Gaius's new position kept him much on the move about the country. Since for the time, the main supply depot had been established at Deva, now occupied by the Twentieth Legion, it made sense for him to move his family to a pleasant estate that they called Villa Severina, south of the town. Julia was not happy about leaving Londinium, but she settled in to country life with a stoic resignation, and a year after their arrival in the West gave birth to twin girls whom she named matter-of-factly Tertia and Quarta. The latter was so tiny they soon took to calling her Quartilla instead.

“But why?” asked Licinius. The old man had come to pay a visit to see his new granddaughters.

“Can't you guess?” Julia asked, but without humor. “If she were a jug, we would have to name her half-pint, not quart at all.” Her father looked at her oddly, and she realized that it was not much of a joke—but then Quartilla was not much of a baby.

She found it hard to warm to the twins. When her belly grew so large, she had been certain she was about to bear Gaius a strapping son at last. Surely to go through such a hard labor with no more result than a pair of daughters, one of whom was sickly, was a reason for depression?

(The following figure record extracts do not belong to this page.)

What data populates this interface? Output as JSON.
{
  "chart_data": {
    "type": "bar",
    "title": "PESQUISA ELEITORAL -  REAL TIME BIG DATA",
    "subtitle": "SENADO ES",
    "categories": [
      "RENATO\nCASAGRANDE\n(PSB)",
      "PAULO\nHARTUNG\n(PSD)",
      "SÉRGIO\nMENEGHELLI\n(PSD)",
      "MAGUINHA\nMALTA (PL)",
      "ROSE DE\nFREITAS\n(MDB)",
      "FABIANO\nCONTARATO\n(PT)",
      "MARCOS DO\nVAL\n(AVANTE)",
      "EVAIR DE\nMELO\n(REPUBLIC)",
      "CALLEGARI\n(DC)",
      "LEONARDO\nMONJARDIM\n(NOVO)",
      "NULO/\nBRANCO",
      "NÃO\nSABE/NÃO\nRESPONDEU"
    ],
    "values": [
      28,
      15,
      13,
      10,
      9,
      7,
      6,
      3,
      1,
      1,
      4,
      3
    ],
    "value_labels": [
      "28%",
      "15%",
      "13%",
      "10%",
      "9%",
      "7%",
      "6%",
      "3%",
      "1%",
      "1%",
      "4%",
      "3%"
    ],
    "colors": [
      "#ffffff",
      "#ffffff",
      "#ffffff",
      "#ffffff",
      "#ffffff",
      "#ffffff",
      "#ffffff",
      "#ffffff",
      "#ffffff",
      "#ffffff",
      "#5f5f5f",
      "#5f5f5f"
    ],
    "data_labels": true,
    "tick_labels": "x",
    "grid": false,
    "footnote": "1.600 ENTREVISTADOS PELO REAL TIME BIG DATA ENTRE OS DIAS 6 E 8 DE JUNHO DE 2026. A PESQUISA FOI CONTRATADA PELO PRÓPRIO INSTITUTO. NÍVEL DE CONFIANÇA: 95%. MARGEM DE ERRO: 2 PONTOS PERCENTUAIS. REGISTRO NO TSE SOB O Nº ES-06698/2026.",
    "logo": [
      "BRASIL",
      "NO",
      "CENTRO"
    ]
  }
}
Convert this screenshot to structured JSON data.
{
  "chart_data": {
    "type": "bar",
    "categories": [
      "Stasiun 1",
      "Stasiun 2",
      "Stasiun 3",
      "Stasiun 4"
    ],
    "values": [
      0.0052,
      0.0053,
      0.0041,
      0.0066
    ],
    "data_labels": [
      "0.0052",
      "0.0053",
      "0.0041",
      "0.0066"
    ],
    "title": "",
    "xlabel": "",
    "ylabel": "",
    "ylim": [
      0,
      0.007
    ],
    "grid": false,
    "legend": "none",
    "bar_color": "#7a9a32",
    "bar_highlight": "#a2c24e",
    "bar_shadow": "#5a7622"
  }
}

She recovered slowly, for she had been much torn during the delivery, and when it became clear that she could not nurse these children herself, gave them up to wet nurses with hardly a pang. The sooner she was fertile once more, the sooner she could try again for a son. The Greek physician had hinted that it might be dangerous, but he was only a slave, and Julia's threats kept him from saying anything to Gaius or her father.